Le bateau va se mettre ensuite à dériver puis, à cause de l’absence totale de vents , s’immobilisera définitivement! Et l’équipage, alors, ne se fait pas faute de reprocher au vieux marin à la fois la mort de l’albatros et le terrible manque d’eau.
« Day after day, day after day,/ We stuck, nor breath nor motion;/As idle as a painted ship/ Upon a painted ocean./ Water, water, everywhere,/ And all the boards did shrink;/ Water, water, everywhere,/Nor any drop to drink ».
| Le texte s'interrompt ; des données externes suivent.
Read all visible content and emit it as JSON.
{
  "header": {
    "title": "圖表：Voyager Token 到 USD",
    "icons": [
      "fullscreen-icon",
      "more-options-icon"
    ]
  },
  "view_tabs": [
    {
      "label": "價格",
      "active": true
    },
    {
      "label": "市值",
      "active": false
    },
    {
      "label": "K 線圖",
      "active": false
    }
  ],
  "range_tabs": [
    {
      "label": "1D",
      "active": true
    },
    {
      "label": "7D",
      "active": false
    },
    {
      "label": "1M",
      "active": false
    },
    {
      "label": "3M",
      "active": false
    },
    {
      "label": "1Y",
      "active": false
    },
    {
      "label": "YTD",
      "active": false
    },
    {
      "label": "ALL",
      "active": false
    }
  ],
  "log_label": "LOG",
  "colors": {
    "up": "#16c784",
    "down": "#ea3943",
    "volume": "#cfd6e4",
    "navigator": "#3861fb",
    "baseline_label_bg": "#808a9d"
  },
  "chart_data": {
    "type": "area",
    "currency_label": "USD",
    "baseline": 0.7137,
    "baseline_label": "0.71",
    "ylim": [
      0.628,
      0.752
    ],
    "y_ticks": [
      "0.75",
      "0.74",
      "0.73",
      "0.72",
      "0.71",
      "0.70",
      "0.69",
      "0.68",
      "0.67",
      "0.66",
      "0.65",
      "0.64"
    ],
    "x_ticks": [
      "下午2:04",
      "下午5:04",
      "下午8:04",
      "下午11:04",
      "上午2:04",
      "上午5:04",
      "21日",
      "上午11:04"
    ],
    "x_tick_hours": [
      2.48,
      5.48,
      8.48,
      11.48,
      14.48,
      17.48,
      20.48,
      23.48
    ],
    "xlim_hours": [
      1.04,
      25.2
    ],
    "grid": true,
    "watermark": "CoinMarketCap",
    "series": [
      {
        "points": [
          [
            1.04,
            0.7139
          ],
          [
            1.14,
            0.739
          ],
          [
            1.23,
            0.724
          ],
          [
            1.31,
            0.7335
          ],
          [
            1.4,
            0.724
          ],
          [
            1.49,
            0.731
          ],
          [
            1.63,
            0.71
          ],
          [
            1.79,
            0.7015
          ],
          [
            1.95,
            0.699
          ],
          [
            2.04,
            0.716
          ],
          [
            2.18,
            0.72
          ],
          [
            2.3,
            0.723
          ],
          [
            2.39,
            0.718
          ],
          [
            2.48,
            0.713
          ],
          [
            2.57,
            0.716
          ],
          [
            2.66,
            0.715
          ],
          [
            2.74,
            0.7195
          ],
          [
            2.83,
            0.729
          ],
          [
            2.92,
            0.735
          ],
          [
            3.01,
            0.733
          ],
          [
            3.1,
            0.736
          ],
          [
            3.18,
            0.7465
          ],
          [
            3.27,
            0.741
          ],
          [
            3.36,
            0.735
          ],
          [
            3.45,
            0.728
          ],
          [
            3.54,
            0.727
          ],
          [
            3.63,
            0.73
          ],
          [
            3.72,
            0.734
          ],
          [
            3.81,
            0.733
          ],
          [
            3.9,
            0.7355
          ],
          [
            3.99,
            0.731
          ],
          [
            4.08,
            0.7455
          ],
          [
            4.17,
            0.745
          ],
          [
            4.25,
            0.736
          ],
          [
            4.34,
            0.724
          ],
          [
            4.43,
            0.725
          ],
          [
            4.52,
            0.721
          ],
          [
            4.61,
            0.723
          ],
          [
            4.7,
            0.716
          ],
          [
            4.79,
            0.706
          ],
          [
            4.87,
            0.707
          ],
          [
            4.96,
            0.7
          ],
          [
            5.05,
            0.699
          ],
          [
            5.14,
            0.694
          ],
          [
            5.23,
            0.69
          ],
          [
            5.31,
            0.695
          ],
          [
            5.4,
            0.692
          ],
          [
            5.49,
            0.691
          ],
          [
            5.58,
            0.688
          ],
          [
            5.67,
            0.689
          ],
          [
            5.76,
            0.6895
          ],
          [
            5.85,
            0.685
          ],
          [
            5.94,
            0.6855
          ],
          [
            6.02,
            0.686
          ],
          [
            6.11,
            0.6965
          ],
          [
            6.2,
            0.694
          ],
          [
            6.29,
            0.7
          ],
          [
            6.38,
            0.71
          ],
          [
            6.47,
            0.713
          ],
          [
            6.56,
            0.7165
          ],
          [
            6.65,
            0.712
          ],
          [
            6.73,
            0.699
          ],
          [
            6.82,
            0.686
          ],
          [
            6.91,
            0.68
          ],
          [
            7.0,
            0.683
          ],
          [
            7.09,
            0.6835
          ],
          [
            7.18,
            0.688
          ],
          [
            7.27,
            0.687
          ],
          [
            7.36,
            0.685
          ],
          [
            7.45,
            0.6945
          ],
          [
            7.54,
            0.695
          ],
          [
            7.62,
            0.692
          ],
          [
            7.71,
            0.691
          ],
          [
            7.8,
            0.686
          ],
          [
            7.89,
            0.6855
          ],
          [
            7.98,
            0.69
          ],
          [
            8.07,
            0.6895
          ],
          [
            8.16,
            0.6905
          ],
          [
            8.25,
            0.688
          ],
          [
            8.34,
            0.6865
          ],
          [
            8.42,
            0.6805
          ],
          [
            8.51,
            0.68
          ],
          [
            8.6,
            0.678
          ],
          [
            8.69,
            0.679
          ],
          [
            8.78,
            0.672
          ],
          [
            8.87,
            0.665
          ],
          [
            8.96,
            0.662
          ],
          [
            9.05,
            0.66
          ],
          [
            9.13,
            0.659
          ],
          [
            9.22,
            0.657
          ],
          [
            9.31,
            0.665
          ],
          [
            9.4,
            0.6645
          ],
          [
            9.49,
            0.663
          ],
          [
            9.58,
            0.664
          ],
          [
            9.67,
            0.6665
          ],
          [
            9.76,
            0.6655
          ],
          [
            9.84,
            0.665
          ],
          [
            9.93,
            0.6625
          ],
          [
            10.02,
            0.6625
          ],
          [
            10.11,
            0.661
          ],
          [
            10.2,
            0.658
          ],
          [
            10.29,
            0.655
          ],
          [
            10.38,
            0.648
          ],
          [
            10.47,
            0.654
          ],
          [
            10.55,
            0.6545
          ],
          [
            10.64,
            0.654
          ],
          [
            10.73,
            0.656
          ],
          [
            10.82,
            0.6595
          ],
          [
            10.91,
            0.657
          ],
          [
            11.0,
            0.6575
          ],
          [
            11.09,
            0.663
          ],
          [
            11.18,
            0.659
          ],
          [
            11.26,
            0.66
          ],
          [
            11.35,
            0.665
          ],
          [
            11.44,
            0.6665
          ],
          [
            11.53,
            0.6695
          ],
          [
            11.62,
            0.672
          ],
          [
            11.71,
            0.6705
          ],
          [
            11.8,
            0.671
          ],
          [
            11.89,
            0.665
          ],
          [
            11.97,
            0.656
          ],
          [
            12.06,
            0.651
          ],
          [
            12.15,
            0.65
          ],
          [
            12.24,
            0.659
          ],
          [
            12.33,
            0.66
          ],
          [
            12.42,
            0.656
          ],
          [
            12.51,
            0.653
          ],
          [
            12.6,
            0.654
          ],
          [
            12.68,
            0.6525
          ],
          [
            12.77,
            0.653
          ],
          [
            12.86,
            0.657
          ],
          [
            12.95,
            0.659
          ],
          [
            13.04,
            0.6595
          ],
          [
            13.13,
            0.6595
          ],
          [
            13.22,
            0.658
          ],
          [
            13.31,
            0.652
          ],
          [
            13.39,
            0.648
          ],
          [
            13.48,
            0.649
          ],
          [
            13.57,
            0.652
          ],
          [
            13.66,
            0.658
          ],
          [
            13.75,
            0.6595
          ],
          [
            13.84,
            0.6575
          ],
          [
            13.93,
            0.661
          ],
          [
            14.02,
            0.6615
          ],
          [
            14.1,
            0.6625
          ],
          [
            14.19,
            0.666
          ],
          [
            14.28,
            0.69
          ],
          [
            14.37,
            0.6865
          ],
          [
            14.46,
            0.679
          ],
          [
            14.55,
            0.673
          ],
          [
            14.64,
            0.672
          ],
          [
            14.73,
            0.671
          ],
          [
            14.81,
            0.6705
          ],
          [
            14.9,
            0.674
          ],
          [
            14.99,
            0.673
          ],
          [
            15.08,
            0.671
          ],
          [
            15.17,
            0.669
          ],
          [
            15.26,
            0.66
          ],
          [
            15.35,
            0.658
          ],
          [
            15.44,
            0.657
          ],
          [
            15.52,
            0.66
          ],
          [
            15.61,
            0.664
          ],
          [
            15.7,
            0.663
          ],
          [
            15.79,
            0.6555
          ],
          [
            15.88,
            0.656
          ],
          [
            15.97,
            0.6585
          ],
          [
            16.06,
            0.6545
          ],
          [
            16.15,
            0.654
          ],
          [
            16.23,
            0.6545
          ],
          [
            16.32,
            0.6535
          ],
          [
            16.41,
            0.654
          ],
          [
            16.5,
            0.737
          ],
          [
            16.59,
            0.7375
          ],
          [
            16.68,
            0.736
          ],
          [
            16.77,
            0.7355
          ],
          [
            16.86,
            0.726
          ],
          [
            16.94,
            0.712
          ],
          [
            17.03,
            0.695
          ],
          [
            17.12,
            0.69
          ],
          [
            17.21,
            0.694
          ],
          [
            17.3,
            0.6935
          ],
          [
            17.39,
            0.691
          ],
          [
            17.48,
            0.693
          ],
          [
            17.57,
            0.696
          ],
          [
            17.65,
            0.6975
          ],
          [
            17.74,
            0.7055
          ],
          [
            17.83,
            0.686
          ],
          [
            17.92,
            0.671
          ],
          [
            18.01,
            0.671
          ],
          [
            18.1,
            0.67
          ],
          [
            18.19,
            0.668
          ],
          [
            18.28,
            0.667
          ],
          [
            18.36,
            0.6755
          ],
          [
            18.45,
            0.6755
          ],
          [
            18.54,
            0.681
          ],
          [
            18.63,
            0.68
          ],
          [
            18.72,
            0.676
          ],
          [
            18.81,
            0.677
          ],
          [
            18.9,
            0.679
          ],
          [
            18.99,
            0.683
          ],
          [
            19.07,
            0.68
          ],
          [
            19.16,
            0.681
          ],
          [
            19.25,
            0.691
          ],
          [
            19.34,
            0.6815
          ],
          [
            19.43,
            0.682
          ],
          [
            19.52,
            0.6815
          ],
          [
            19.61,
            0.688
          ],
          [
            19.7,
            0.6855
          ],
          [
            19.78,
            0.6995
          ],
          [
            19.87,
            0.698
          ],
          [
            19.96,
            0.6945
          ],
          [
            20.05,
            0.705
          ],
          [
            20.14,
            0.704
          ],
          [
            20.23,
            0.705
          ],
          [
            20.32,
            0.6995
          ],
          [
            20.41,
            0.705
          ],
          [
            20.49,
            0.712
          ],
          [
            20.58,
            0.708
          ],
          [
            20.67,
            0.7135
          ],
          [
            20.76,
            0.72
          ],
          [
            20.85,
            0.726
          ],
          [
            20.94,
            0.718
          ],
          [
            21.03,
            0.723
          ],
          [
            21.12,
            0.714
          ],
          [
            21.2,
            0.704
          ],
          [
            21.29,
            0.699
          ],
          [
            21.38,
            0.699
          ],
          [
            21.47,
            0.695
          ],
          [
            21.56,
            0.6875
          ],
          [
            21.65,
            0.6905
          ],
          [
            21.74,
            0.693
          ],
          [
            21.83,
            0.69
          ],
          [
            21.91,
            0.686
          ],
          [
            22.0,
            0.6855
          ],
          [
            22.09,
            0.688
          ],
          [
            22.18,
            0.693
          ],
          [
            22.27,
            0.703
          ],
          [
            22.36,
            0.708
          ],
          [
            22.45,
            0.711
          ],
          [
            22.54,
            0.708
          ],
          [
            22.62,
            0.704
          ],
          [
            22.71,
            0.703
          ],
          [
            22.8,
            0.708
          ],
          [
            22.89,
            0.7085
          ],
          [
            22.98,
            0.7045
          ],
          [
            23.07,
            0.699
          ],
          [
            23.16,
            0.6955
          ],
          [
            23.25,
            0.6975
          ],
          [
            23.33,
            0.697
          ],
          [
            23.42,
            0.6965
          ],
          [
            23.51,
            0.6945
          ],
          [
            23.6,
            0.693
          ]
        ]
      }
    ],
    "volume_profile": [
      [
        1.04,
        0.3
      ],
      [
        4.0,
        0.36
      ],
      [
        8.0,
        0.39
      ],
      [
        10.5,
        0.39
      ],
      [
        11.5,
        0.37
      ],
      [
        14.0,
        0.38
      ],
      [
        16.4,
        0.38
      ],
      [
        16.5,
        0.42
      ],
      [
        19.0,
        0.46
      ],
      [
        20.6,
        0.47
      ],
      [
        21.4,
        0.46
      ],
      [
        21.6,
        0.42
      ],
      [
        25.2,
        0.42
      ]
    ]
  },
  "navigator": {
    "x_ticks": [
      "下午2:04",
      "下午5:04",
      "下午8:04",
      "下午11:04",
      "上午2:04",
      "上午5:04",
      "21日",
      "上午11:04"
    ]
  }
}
Soit: « Et jour après jour, et jour après jour,/ Nous restâmes encalminés ;/Aussi figés qu’un dessin de navire/Sur un océan dessiné./De l’eau, de l’eau, de l’eau, partout de l’eau,/Et les planches racornissaient ;/De l’eau, de l’eau, de l’eau, partout de l’eau,/Nulle goutte ne nous restait ».
Un bateau fantôme apparaîtra avec la Mort comme passagère, et le vieux marin voit mourir de soif, un par un, ses compagnons… Mais, malgré la pluie qui tombe enfin, après sept jours et sept nuits, le vieux marin rentrera au port, seul survivant de cette terrible équipée.
Sur scène,rien ou presque, une caisse en bois, deux chapeaux, une maquette un peu grossière de bateau, et dans le fond, une grande voile suspendue aux cintres. Fiona Shaw entre, élancée, en veste et pantalon de sport bleu foncé. Elle essaye de trouver un complice parmi les spectateurs pour incarner, dit-elle, le vieux marin , leur fait prendre la pose, appuyés sur un bâton et un peu cassés par l’âge. Et, après un dizaine d’essais infructueux, elle trouve enfin un jeune homme (en fait, un excellent mime et danseur en la personne de Daniel Hay Gordon qui va pendant quarante cinq minutes l’accompagner dans un solo chorégraphié par Kim Branstru). Mais Fiona Shaw, avec ce prélude, aura mis le public de son côté, et elle dit le beau poème Coleridge, en le mimant par moments, avec tout le remarquable métier qu’on lui connaît, mais, comme avec l’air de ne pas y toucher… Vraiment étonnante!
La grande réussite de Phyllida Lloyd est d’avoir su imposer une mise en scène d’une parfaite unité; dans le cadre des Bouffes du Nord, idéal pour ce type de spectacle, et devenu mythique dans le monde du théâtre, elle a réussi assembler et coordonner différents types de signes: des images à la fois iconiques et aussi très plastiques, comme cette toile de bateau qui s’abat d’un seul coup sur le sol, mais aussi des signes linguistiques, puisque Fiona Shaw sait parfaitement nous emmener dans la langue de Coleridge, même quand on n’est pas anglophone. Et il y a des moments où on préfère entendre le texte sans le sur-titrage.
La plupart des images créées par la metteuse en scène et par le jeu de Fiona Shaw ne sont pas des images concrètes mais plutôt mentales; elles évoquent, avec l’aide de la musique, et signifient les choses plutôt qu’elles ne les représentent. Et ce n’est jamais un théâtre de l’illusion mais un peu comme des traces mentales qu’aurait laissées la récitation du poème aux invités de cette noce de campagne.
Du vraiment grand art pour un spectacle exceptionnel de quarante cinq minutes, loin des coûteuses machines et des longueurs marathoniennes des dernières semaines- on ne vise personne mais suivez notre regard- et cela fait un bien fou! Mais il n’y a eu que trois représentations aux Bouffes du Nord…
En tout cas, s’il revient à l’affiche, bien sûr, nous vous en préviendrons et alors, n’hésitez pas, c’est vraiment un grand moment de théâtre.
Philippe du Vignal
Théâtre des Bouffes du Nord, ce 1er février.